The Justice Department is suing Arizona over a new voting law that requires residents to prove their citizenship to register to vote in federal elections. The department’s complaint states Arizona’s law violates both Section 6 of the National Voter Registration Act of 1993 and Section 101 of the Civil Rights Act of 1964.
Under the new state law, proof of citizenship includes most drivers licenses, a passport, birth certificate, or naturalization documents, among other options. If all the requirements are not met in the voter registration application, the county recorder is required to inform the voter of what’s missing, and not finalize that person’s registration until everything is complete.
The Justice Department said this law goes against a 2013 Supreme Court decision stating a very similar Arizona law violated the National Voter Registration Act, which guarantees a simple means of registering to vote in federal elections.The NVRA created a universal federal form that requires people to attest that they are an eligible citizen under penalty of perjury — there’s no documentation needed.

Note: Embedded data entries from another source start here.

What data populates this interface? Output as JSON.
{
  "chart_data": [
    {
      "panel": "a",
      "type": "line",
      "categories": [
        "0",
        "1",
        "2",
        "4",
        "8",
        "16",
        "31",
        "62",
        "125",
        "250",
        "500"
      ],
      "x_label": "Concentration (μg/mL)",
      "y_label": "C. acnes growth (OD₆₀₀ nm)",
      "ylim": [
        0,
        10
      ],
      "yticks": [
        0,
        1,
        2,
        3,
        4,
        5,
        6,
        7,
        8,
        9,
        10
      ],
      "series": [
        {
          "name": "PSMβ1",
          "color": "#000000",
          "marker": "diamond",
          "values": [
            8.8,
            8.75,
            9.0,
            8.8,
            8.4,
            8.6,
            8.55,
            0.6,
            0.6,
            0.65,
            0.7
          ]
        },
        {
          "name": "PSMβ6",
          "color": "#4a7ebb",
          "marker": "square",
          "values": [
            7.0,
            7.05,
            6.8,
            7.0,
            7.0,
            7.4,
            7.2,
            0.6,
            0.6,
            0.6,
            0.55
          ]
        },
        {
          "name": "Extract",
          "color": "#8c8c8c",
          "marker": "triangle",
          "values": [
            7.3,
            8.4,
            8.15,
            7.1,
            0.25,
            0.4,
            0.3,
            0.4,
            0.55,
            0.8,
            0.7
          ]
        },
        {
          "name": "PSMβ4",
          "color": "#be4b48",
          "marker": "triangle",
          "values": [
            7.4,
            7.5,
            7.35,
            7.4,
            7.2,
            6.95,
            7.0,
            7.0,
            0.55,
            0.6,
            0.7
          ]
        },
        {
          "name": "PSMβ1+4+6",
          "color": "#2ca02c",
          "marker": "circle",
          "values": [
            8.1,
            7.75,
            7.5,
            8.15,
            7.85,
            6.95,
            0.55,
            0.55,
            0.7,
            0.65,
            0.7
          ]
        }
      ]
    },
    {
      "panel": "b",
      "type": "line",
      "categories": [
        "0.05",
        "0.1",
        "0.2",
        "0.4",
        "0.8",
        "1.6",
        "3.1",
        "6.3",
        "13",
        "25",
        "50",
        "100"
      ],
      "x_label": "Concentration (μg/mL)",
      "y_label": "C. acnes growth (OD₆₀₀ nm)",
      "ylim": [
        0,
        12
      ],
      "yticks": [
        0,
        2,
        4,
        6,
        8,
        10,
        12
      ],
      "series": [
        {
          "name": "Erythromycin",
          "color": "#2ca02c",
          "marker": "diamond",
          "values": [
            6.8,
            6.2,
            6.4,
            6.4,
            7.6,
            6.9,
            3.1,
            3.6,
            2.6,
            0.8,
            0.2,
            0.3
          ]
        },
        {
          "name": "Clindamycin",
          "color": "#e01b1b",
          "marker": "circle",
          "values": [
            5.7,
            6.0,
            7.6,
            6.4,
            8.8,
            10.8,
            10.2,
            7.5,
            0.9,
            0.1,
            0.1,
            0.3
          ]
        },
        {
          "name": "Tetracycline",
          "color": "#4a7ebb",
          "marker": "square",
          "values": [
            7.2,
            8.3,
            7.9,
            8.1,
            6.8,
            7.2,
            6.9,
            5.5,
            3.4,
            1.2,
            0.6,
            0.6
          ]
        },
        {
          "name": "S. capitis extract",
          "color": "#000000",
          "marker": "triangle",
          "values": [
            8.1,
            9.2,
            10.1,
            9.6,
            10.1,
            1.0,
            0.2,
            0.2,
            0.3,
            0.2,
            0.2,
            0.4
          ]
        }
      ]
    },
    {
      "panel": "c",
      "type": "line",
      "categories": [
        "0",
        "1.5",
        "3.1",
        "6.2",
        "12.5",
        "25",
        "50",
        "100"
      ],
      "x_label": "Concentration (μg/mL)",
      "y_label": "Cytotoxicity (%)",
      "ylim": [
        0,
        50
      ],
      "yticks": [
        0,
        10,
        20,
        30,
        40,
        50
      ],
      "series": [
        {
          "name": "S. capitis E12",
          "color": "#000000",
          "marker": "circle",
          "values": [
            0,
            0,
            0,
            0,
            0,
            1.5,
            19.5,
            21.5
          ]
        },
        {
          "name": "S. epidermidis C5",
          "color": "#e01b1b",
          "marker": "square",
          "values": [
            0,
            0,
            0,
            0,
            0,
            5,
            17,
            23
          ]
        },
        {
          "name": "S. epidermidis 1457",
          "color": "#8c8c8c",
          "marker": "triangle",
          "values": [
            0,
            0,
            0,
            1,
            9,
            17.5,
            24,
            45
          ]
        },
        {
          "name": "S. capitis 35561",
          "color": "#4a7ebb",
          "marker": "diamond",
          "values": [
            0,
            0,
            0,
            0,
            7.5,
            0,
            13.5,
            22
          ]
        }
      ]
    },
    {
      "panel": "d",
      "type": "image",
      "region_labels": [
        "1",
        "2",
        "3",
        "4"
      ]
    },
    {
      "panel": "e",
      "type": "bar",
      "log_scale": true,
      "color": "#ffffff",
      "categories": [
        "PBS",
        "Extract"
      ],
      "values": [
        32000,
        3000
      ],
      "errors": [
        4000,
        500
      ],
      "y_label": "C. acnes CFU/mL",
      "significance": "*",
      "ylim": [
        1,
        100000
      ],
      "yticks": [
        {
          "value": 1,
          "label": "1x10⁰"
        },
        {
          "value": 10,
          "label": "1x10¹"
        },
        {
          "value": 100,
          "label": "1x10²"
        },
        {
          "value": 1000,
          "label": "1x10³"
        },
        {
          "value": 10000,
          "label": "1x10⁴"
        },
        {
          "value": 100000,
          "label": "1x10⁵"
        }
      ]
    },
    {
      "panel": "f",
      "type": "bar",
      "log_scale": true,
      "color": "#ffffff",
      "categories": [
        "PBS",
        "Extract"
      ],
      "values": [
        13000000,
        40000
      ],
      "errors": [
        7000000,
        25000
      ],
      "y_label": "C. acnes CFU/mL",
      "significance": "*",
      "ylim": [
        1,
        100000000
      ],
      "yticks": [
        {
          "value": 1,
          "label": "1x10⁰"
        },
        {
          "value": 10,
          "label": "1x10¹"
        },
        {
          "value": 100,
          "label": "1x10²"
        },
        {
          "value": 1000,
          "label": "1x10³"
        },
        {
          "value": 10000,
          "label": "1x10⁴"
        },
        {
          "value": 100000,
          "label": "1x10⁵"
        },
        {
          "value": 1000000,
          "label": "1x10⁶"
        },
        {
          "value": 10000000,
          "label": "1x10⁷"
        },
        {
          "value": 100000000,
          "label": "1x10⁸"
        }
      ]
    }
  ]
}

The 7-2 decision written by the late conservative Justice Antonin Scalia stated, “We hold that 42 U. S. C. §1973gg–4 precludes Arizona from requiring a Federal Form applicant to submit information beyond that required by the form itself.”
“For nearly three decades, the National Voter Registration Act has helped to move states in the right direction by eliminating unnecessary requirements that have historically made it harder for eligible voters to access the registration rolls,” Assistant Attorney General Kristen Clarke of the Justice Department’s Civil Rights Division said in a statement. “Arizona has passed a law that turns the clock back on progress by imposing unlawful and unnecessary requirements that would block eligible voters from the registration rolls for certain federal elections.”

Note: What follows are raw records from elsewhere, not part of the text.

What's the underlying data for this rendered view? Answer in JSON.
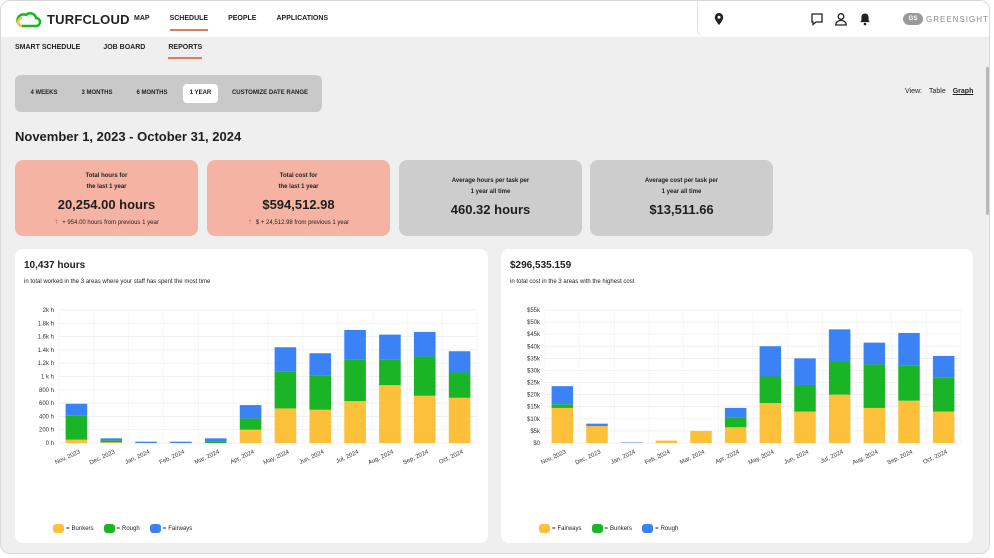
{
  "app": {
    "logo_text": "TURFCLOUD"
  },
  "nav": {
    "items": [
      {
        "label": "MAP",
        "active": false
      },
      {
        "label": "SCHEDULE",
        "active": true
      },
      {
        "label": "PEOPLE",
        "active": false
      },
      {
        "label": "APPLICATIONS",
        "active": false
      }
    ]
  },
  "account": {
    "badge": "GS",
    "brand": "GREENSIGHT"
  },
  "subnav": {
    "items": [
      {
        "label": "SMART SCHEDULE",
        "active": false
      },
      {
        "label": "JOB BOARD",
        "active": false
      },
      {
        "label": "REPORTS",
        "active": true
      }
    ]
  },
  "range": {
    "options": [
      "4 WEEKS",
      "3 MONTHS",
      "6 MONTHS",
      "1 YEAR",
      "CUSTOMIZE DATE RANGE"
    ],
    "selected": "1 YEAR"
  },
  "view": {
    "label": "View:",
    "table": "Table",
    "graph": "Graph",
    "selected": "Graph"
  },
  "date_range": "November 1, 2023 - October 31, 2024",
  "stats": [
    {
      "label1": "Total hours for",
      "label2": "the last 1 year",
      "value": "20,254.00 hours",
      "change": "+ 954.00 hours from previous 1 year"
    },
    {
      "label1": "Total cost for",
      "label2": "the last 1 year",
      "value": "$594,512.98",
      "change": "$ + 24,512.98 from previous 1 year"
    },
    {
      "label1": "Average hours per task per",
      "label2": "1 year all time",
      "value": "460.32 hours"
    },
    {
      "label1": "Average cost per task per",
      "label2": "1 year all time",
      "value": "$13,511.66"
    }
  ],
  "colors": {
    "accent": "#e07a5f",
    "yellow": "#fdc03a",
    "green": "#1ab427",
    "blue": "#3b82f6",
    "pink_card": "#f5b4a3",
    "gray_card": "#cdcdcd"
  },
  "chart_data": [
    {
      "type": "bar",
      "stacked": true,
      "title": "10,437 hours",
      "subtitle": "in total worked in the 3 areas where your staff has spent the most time",
      "categories": [
        "Nov, 2023",
        "Dec, 2023",
        "Jan, 2024",
        "Feb, 2024",
        "Mar, 2024",
        "Apr, 2024",
        "May, 2024",
        "Jun, 2024",
        "Jul, 2024",
        "Aug, 2024",
        "Sep, 2024",
        "Oct, 2024"
      ],
      "yticks": [
        "0 h",
        "200 h",
        "400 h",
        "600 h",
        "800 h",
        "1 k h",
        "1.2k h",
        "1.4k h",
        "1.6k h",
        "1.8k h",
        "2k h"
      ],
      "ylim": [
        0,
        2000
      ],
      "series": [
        {
          "name": "Bunkers",
          "color": "#fdc03a",
          "values": [
            50,
            10,
            0,
            0,
            0,
            200,
            520,
            500,
            630,
            870,
            710,
            680
          ]
        },
        {
          "name": "Rough",
          "color": "#1ab427",
          "values": [
            360,
            30,
            0,
            0,
            20,
            170,
            560,
            520,
            630,
            380,
            590,
            380
          ]
        },
        {
          "name": "Fairways",
          "color": "#3b82f6",
          "values": [
            180,
            30,
            20,
            20,
            50,
            200,
            360,
            330,
            440,
            380,
            370,
            320
          ]
        }
      ],
      "legend_position": "bottom-left",
      "grid": true
    },
    {
      "type": "bar",
      "stacked": true,
      "title": "$296,535.159",
      "subtitle": "in total cost in the 3 areas with the highest cost",
      "categories": [
        "Nov, 2023",
        "Dec, 2023",
        "Jan, 2024",
        "Feb, 2024",
        "Mar, 2024",
        "Apr, 2024",
        "May, 2024",
        "Jun, 2024",
        "Jul, 2024",
        "Aug, 2024",
        "Sep, 2024",
        "Oct, 2024"
      ],
      "yticks": [
        "$0",
        "$5k",
        "$10k",
        "$15k",
        "$20k",
        "$25k",
        "$30k",
        "$35k",
        "$40k",
        "$45k",
        "$50k",
        "$55k"
      ],
      "ylim": [
        0,
        55000
      ],
      "series": [
        {
          "name": "Fairways",
          "color": "#fdc03a",
          "values": [
            14500,
            7000,
            0,
            1000,
            5000,
            6500,
            16500,
            13000,
            20000,
            14500,
            17500,
            13000
          ]
        },
        {
          "name": "Bunkers",
          "color": "#1ab427",
          "values": [
            1500,
            0,
            0,
            0,
            0,
            4000,
            11000,
            11000,
            13500,
            18000,
            14500,
            14000
          ]
        },
        {
          "name": "Rough",
          "color": "#3b82f6",
          "values": [
            7500,
            1000,
            0,
            0,
            0,
            4000,
            12500,
            11000,
            13500,
            9000,
            13500,
            9000
          ]
        }
      ],
      "legend_position": "bottom-left",
      "grid": true
    }
  ],
  "legend_suffix": "= "
}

The Arizona legislation, HB 2492, passed through the Arizona state legislature along party lines in March. Republican Gov. Doug Ducey expressed confidence in the new version.

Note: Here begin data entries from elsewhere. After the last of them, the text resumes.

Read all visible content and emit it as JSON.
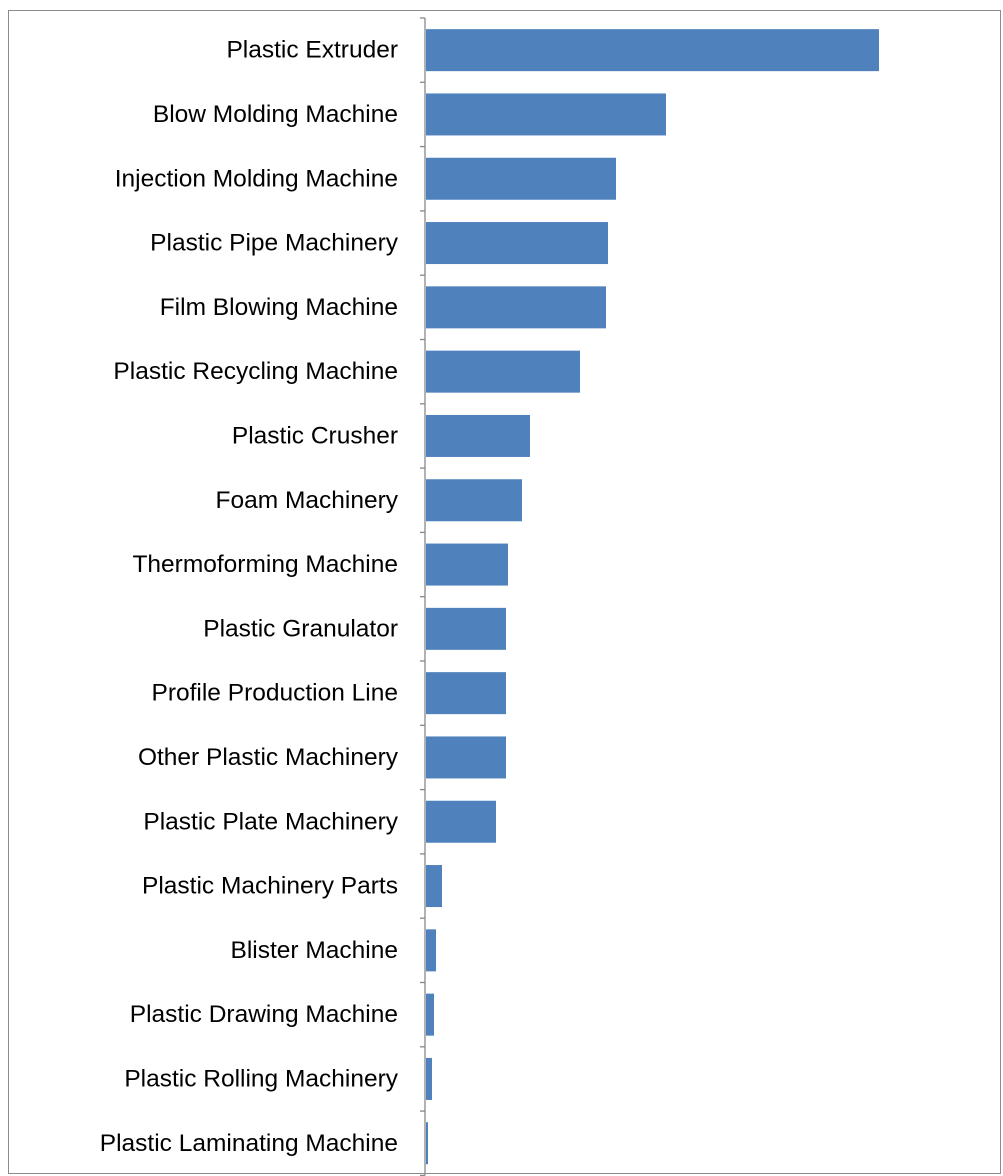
{
  "chart_data": {
    "type": "bar",
    "orientation": "horizontal",
    "categories": [
      "Plastic Extruder",
      "Blow Molding Machine",
      "Injection Molding Machine",
      "Plastic Pipe Machinery",
      "Film Blowing Machine",
      "Plastic Recycling Machine",
      "Plastic Crusher",
      "Foam Machinery",
      "Thermoforming Machine",
      "Plastic Granulator",
      "Profile Production Line",
      "Other Plastic Machinery",
      "Plastic Plate Machinery",
      "Plastic Machinery Parts",
      "Blister Machine",
      "Plastic Drawing Machine",
      "Plastic Rolling Machinery",
      "Plastic Laminating Machine"
    ],
    "values": [
      453,
      240,
      190,
      182,
      180,
      154,
      104,
      96,
      82,
      80,
      80,
      80,
      70,
      16,
      10,
      8,
      6,
      2
    ],
    "title": "",
    "xlabel": "",
    "ylabel": "",
    "xlim": [
      0,
      566
    ],
    "grid": false,
    "legend": "none",
    "bar_color": "#4f81bd",
    "axis_color": "#888888"
  }
}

“We think it’s good legislation, we think it protects the voters. If somebody wants to challenge the legislation, have at it,” Gov. Ducey told local Arizona station KPNX-TV.
One of the bill’s main sponsors, state Rep. Jake Hoffman (R), appeared to anticipate legal challenges.
“I am confident that should Democrats challenge HB 2492 in court it will only serve to further reinforce its clear constitutionality,” Rep. Hoffman said after the bill passed. He described it as “a giant step toward ensuring elections are easy, convenient, and secure in our state.”
If the Arizona law survives the challenge, it’s set to take effect January 2023.